Sur les dépens et les frais irrépétibles
En application des articles 696 et 700 du code de procédure civile, la partie perdante est, sauf décision contraire motivée par l'équité ou la situation économique de la partie succombante, condamnée aux dépens, et à payer à l'autre partie la somme que le tribunal détermine, au titre des frais exposés et non compris dans les dépens.
M. [U] sera condamné aux entiers dépens de cette instance, et à verser à la société BRD et à la société BRA chacune la somme de 3 500 euros au titre des frais irrépétibles »

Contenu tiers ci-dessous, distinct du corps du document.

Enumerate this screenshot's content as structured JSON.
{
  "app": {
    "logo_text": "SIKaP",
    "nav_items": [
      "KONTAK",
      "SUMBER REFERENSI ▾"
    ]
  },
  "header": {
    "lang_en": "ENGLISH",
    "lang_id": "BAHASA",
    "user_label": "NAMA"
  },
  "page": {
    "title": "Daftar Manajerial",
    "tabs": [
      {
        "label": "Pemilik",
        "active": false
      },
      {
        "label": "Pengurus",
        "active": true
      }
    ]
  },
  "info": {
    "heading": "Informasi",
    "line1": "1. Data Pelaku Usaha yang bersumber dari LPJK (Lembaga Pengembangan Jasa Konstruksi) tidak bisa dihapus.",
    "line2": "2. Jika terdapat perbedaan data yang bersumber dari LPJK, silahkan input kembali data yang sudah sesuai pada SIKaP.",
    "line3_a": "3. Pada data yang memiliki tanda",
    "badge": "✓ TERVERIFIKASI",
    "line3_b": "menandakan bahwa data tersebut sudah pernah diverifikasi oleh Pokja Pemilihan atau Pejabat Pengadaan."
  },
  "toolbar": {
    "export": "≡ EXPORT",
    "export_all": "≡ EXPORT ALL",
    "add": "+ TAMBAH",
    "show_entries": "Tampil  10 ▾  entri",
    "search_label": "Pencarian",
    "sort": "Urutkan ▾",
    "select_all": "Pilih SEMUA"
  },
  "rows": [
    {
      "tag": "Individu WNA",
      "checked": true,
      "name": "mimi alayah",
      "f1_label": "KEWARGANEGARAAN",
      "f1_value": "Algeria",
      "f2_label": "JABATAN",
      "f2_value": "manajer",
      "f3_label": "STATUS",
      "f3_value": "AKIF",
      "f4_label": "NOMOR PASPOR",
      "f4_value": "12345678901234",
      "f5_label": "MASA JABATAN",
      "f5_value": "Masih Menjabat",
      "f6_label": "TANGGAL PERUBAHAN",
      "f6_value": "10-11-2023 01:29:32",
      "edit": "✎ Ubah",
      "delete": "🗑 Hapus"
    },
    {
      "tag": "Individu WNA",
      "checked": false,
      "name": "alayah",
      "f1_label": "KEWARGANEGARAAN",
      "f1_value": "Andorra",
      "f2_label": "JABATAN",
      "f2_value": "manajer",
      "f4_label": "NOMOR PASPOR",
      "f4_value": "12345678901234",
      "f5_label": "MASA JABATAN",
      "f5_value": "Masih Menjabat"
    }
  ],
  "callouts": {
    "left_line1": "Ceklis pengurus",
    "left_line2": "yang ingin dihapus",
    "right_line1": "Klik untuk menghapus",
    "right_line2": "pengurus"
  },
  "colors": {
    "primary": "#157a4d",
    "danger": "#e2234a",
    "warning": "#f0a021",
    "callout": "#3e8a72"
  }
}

ALORS QUE pour limiter la liquidation de l'astreinte à la somme de 50 euros, la cour d'appel a jugé qu'en produisant « des éléments financiers correspondant au montant des achats réalisés auprès de la société Clarks par le magasin de Lille », les sociétés [Personne physico-morale 1] et [Personne physico-morale 2] s'étaient rapidement conformées à l'obligation qui leur avait été faite par l'arrêt de la cour d'appel de Douai du 10 septembre 2015 de produire « un état récapitulatif du chiffre d'affaires réalisé dans le magasin de la galerie des Tanneurs à Lille, après déduction des rabais remises et ristournes depuis la date de début de l'exploitation du magasin soit novembre 2008, sous astreinte provisoire de 200 euros par jour de retard et ceci pendant une durée de deux mois » ; que la cassation à intervenir du chef de dispositif de l'arrêt condamnant les sociétés [Personne physico-morale 1] et [Personne physico-morale 2] à verser à M. [U] un rappel de commissions calculé sur les commandes passées par le magasin de [Localité 1] à la société Clarks, entrainera par voie de conséquence la cassation de ce chef de dispositif en application de l'article 624 du code de procédure civile.